I would dread coding the 2600, I agree that it would be harder IMO to write a playable game on the 2600 than the C64. The C64's support for customizable character set, SID, sprites, smooth scrolling and memory size just made it an awesome game machine at the time. I learned ASM because BASIC was just too slow for anything. Two books I couldn't have lived without were "mapping the 64" and a 6510 assembly language reference (I still have these). I actually used Compute's crappy free LADS assembler because I was too poor to buy one (thus the reason why I got into cheap paper magazine games).

Other tidbits about the game:
1) In CR2 the dog at level 20 becoming stronger and aggressive
2) I put my initials in one of the mazes in CR2, as did Randy T. did for the sample maze in the Maze Editor he wrote for CR2
3) There is also a rare bug that causes a hidden wall to be added, but I didn't try too hard to fix that since I thought it was an interesting effect
4) CR1 doesn't have my name in the game because Compute blanked it out before publishing. The CR2 version I sent Compute did not have my name scroll by, but if someone typed in the program from the magazine or if the game detected the loader for those who bought the disk then my name was shown. The check for the typed-in program worked because Compute always put 0's in the last few fill bytes of the last line of program but they were normally 255's in memory. So I basically got my name there without them knowing about it.

That's really clever, I love it! About that loyal dog... would it ever turn on you if you shot it? (Or am I just thinking of Nethack?)

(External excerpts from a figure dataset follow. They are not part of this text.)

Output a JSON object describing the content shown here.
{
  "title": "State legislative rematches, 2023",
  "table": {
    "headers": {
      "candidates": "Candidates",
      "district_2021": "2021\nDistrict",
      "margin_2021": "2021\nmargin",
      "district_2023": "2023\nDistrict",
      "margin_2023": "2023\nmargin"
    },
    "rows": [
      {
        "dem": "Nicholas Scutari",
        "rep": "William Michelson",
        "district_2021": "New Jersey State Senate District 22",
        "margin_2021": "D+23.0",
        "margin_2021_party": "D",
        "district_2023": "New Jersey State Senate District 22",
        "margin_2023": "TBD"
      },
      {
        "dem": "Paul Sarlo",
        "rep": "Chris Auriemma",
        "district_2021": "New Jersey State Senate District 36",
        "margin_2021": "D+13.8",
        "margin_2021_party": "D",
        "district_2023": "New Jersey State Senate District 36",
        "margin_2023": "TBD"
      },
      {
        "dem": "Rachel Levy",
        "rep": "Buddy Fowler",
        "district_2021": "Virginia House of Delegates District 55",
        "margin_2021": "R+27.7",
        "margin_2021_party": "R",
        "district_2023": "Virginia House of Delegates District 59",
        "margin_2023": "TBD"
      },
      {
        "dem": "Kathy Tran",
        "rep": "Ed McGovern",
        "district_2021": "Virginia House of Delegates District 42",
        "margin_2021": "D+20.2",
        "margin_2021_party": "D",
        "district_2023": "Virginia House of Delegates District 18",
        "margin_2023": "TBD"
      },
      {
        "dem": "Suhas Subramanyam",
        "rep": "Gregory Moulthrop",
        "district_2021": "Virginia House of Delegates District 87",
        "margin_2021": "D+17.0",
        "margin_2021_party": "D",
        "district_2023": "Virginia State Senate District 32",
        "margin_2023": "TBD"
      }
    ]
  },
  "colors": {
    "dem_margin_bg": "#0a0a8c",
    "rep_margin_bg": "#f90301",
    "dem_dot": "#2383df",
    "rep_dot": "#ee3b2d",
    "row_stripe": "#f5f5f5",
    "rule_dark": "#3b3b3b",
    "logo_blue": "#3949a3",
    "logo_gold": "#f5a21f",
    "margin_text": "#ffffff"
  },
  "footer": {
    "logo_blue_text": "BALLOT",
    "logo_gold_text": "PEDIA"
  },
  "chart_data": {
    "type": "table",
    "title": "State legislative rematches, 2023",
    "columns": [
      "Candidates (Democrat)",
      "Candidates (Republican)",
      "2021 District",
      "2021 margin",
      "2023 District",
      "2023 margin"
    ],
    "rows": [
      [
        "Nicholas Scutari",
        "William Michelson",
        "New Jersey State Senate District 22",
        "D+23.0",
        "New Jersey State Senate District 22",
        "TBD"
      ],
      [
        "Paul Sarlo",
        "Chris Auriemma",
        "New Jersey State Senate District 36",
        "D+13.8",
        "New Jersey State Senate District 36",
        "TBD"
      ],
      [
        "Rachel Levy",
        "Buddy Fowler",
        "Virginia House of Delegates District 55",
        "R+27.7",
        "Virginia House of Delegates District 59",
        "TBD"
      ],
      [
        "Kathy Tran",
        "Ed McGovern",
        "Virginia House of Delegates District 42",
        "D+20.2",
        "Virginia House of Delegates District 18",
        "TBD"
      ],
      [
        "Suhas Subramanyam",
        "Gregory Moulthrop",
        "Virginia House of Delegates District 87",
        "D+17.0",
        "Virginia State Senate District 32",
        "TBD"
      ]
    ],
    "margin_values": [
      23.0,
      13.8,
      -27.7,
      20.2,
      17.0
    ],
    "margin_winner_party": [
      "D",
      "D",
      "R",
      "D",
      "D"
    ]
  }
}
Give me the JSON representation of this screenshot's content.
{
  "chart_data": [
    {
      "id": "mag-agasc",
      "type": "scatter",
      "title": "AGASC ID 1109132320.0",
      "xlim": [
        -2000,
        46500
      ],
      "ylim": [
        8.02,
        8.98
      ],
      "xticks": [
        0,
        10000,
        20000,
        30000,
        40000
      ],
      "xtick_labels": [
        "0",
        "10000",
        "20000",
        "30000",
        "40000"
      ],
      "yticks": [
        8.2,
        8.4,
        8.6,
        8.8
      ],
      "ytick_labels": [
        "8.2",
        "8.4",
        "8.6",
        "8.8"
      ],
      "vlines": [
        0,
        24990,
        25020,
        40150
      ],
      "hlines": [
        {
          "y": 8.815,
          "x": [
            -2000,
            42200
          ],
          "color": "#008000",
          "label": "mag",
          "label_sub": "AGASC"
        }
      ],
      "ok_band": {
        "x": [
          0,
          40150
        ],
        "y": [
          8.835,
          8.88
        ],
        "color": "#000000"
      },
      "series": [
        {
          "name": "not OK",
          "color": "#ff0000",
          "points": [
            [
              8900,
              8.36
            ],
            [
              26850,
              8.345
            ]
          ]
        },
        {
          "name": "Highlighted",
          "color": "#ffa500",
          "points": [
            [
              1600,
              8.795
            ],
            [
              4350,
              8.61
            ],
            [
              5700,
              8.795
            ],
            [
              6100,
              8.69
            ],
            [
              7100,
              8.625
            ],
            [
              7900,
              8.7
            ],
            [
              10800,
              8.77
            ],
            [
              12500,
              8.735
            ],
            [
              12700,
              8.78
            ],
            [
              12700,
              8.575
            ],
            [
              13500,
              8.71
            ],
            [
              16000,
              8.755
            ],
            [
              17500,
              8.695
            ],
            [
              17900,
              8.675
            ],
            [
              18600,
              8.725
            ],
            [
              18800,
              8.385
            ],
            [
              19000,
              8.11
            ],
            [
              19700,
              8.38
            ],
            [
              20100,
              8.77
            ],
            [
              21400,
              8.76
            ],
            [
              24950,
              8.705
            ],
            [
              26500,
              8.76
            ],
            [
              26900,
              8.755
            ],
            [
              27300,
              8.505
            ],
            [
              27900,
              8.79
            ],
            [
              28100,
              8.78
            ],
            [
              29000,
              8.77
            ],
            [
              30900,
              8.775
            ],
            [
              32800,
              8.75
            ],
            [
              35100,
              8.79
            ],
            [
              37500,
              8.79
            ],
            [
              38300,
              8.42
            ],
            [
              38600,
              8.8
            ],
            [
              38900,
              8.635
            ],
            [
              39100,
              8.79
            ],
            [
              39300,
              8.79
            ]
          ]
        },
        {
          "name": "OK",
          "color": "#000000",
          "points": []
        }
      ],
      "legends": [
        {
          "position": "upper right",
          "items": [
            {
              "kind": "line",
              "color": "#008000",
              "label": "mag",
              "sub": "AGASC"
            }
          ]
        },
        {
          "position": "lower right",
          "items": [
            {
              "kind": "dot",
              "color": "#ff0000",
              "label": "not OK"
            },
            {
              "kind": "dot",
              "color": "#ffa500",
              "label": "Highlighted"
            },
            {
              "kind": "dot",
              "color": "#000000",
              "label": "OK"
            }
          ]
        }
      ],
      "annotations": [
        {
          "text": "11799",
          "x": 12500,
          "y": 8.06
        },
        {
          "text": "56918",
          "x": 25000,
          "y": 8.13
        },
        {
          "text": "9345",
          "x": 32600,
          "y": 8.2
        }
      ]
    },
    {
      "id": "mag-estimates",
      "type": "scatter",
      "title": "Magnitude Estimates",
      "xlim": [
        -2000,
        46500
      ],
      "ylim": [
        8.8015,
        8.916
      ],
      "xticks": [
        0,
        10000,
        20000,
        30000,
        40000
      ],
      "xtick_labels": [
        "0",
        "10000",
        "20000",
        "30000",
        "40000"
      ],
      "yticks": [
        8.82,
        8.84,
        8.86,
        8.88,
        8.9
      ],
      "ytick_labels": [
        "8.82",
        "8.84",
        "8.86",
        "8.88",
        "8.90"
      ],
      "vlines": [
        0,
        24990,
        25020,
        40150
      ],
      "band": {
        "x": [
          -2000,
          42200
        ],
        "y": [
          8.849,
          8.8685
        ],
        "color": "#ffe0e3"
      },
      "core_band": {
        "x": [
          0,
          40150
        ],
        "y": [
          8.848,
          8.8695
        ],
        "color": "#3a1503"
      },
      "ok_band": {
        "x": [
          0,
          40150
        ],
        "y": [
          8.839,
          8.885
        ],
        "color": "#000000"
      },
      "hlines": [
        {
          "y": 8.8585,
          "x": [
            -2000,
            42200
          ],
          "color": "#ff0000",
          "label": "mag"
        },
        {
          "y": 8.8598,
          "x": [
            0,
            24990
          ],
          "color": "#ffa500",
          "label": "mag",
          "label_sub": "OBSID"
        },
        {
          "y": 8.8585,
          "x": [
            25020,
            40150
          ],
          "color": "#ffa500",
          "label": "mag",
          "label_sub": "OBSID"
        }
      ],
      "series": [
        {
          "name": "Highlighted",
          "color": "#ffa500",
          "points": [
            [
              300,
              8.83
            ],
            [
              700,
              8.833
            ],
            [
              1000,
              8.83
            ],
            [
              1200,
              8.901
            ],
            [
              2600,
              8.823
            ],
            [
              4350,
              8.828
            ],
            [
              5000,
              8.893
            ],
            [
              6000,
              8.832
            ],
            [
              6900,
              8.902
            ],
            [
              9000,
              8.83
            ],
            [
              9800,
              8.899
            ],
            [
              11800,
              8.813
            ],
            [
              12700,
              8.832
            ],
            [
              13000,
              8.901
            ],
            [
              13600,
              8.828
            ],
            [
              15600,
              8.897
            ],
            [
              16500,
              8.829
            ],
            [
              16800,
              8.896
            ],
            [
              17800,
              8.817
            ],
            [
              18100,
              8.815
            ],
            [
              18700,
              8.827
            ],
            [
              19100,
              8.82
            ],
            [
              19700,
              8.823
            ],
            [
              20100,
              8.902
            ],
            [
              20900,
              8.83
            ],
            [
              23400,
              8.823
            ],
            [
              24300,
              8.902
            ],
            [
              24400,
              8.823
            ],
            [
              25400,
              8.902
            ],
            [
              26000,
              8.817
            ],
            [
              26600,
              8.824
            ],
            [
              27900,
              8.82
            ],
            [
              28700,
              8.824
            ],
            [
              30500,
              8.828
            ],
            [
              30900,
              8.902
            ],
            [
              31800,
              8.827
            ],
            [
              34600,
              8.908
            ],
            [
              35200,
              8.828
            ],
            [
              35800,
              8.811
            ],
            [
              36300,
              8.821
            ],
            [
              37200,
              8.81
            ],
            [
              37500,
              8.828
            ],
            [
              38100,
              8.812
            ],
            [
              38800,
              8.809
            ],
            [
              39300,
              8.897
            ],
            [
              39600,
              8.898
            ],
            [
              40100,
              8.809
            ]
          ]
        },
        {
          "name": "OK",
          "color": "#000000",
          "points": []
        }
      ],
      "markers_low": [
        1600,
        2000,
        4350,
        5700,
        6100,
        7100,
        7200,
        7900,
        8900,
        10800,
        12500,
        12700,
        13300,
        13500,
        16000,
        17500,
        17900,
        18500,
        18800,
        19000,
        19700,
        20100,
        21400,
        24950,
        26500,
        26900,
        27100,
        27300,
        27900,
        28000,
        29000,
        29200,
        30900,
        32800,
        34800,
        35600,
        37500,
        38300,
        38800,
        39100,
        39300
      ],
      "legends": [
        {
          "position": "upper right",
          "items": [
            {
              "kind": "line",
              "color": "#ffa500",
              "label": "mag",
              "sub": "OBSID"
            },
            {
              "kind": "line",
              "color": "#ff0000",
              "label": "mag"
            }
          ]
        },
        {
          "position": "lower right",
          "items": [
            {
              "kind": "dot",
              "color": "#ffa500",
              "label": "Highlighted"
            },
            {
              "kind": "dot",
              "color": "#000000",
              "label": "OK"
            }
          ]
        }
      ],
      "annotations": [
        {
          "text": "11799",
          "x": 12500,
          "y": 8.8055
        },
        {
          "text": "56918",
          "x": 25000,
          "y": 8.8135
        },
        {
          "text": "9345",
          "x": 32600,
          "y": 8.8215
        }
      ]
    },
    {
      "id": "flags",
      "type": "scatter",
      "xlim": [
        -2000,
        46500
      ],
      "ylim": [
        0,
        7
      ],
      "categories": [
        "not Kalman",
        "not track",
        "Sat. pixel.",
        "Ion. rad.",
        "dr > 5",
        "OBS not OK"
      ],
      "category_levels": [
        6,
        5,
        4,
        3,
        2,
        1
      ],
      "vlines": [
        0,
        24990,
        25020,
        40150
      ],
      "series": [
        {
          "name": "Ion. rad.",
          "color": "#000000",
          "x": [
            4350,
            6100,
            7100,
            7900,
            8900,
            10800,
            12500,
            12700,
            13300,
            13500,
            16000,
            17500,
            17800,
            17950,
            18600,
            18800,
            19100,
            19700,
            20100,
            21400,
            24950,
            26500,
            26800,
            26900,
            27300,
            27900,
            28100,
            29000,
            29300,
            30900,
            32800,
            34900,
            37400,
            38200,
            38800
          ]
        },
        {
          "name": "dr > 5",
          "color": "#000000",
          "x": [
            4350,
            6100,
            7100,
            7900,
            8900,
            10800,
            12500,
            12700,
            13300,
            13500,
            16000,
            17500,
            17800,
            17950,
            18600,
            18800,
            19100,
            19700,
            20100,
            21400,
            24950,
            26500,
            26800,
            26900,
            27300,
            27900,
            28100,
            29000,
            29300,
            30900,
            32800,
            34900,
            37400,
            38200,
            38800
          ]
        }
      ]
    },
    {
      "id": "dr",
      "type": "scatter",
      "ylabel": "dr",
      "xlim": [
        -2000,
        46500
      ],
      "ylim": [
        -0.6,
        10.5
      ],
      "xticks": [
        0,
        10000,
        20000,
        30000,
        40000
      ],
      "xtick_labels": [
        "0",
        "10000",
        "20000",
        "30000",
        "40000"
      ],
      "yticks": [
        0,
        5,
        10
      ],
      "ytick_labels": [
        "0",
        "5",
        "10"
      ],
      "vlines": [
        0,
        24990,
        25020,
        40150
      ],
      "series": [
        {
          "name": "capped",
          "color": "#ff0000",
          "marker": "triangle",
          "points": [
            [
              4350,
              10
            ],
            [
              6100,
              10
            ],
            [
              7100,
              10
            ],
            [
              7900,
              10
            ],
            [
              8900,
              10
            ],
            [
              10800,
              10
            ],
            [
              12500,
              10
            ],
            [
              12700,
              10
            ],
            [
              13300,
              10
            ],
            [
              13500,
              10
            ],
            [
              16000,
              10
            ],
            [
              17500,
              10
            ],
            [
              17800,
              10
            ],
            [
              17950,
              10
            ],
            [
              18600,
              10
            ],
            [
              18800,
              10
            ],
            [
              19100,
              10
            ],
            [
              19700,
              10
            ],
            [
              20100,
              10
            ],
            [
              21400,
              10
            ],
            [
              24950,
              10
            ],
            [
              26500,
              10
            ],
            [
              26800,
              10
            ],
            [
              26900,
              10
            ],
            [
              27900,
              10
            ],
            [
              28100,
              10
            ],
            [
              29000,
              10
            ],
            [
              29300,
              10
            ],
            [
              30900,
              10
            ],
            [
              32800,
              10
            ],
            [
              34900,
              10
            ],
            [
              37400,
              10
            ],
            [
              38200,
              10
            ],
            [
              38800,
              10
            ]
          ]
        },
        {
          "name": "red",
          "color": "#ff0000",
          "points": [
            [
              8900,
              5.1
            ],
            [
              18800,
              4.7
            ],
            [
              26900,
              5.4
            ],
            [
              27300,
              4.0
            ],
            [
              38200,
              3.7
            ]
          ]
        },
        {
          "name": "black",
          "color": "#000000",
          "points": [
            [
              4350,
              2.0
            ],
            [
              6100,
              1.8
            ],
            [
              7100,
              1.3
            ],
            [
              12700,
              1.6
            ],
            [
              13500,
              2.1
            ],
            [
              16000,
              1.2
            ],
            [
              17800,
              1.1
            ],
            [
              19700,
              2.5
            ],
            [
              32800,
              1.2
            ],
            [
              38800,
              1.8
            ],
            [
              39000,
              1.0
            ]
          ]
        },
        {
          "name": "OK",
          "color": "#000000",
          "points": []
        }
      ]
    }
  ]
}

No it doesn't turn on you... It would have been funny though. It's been a while since I've gotten to level 20+ though...

What do you think of the Crossroads fansites, and the interest in retro gaming in general?

Just a couple years ago I installed a C64 emulator with the CR2 ROM and got teary eyed (it was probably 10 years prior to that the last time I fired up my C64 and played it). I also got teary eyed the first time I got MAME working and played some old classics. So I definitely understand this retro gaming thing. Today I enjoy playing CR2 via emulator with my 7-year old son -- it's funny but he can beat me at Mario Kart but doesn't have a chance against me in CR2.

Have you seen XRoads, a port of the game to X-Windows?

I never tried try the XRoads port but would like to. I gotta get started on the port to a modern console ;-) I think it would be cool though to create the retro port plus a newer, online version of the game where each character could be a real person.

Well, thanks very much for your time and insightful answers!

Thank you, it's been fun talking about this
Dessgeega's tribute page has a video of the gameplay, and my classicgaming.com review has the downloads...it's worth checking out, this game didn't receive nearly enough attention.